Un’azienda nata negli anni ’60, nella parte orientale del Veneto, nel cuore della Doc Lison Pramaggiore. Vivace e attiva, si distingue per una scelta di rigore, quasi pionieristica per la viticultura del tempo: in un’epoca in cui il vino era più che altro un alimento quotidiano, la Tenuta Sant’Anna gli ha donato un significato superiore, producendo vini da monovitigno. Una scelta rivoluzionaria, nata dalla presa di coscienza dell’importanza di valorizzare le caratteristiche di ogni uva. L’azienda si estende su 150 ettari, 140 dei quali a vigneto, situati a circa 50 km a est di Venezia, dove la provincia della Serenissima si incrocia con quelle di Treviso e Pordenone, e dove i terreni sono dedicati alla viticultura fin dai tempi dell’Antica Roma. Una cultura enologica antica, dunque, dalla quale Tenuta Sant’Anna è partita per seguire due direzioni fondamentali: da un lato il rigore enologico e la pulizia che scaturisce dai vini prodotti in Friuli, dall’altro la produzione di raffinati spumanti,

memori della grande storia di Treviso. Due anime mosse da un unico obiettivo: fare in modo che ogni volta che si alza un calice di Tenuta Sant’Anna sia sempre un piacere! Con questa filosofia l’azienda produce una linea di 10 spumanti metodo Charmat, punta di diamante della sua offerta. Nati per esprimere la vocazione briosa della cantina, comprendono 5 prosecchi e altrettanti spumanti adatti a qualsiasi occasione, dall'aperitivo al brindisi.
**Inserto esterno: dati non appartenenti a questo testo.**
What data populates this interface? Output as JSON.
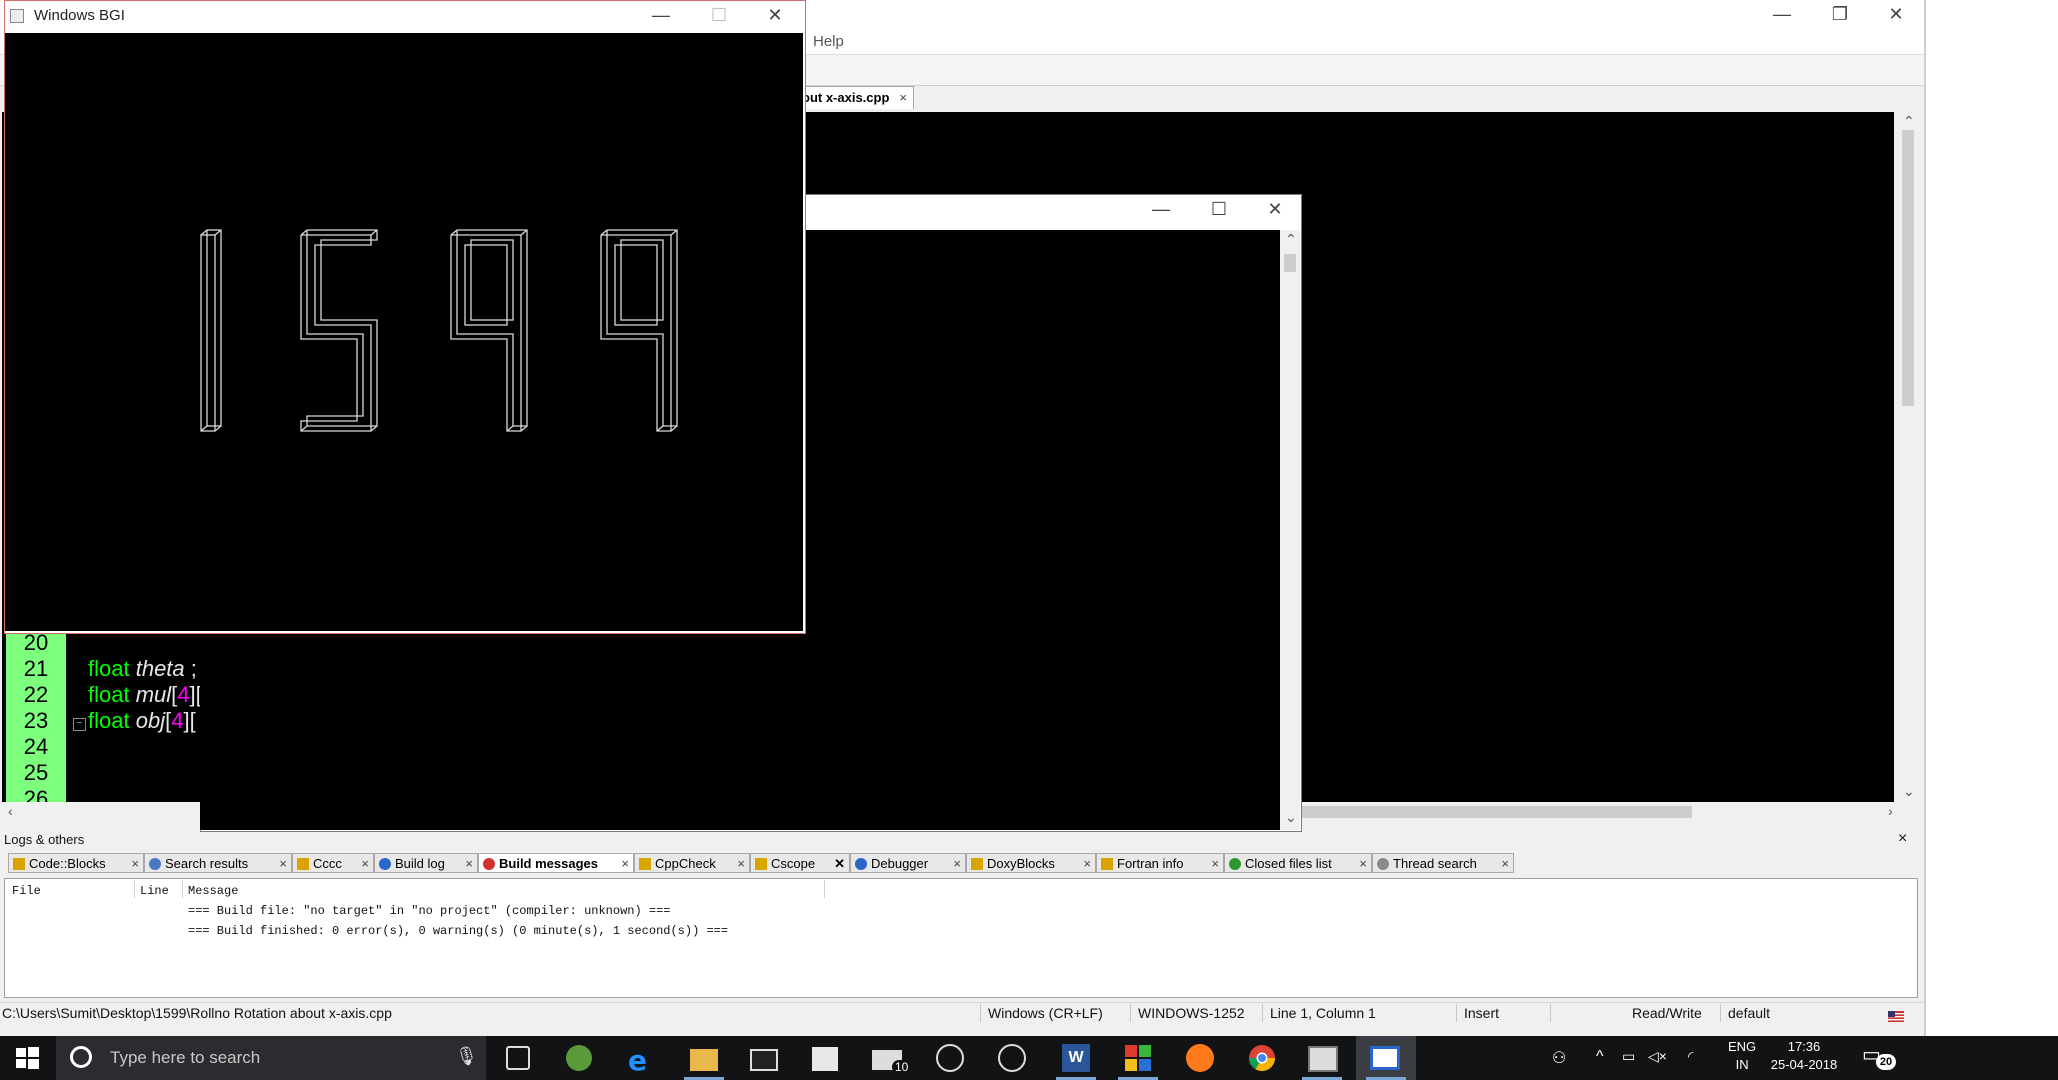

Sul fronte del vino fermo, tradizione e tecnica enologica si incontrano nella Linea Goccia: 4 splendidi “bianchi” ottenuti da uve non pressate. I mosti, ricavati per semplice sgocciolatura dalle uve diraspate, una volta vinificati danno vita a vini dagli aromi definiti e privi di qualsiasi sentore tannico derivante dall’interazione dei mosti con i vinaccioli. I rossi dell’azienda appartengono invece alla famiglia de I Poderi, anche loro frutto di una tecnica enologica innovativa. Si tratta della fermentazione differita, capace di concentrare in ogni bottiglia aromi varietali in modo netto, rotondità ed eleganza. La particolare vinificazione permette di preservare il corredo polifenolico delle uve, mantenendo stabili nel tempo le caratteristiche del vino. Il 2015 sarà per l'Azienda veneta una anno di ulteriore rinnovamento: è allo studio una nuova brand image che ne definirà in maniera più marcata ed elegante il posizionamento. Ancora pochi mesi di attesa per scoprire questa evoluzione!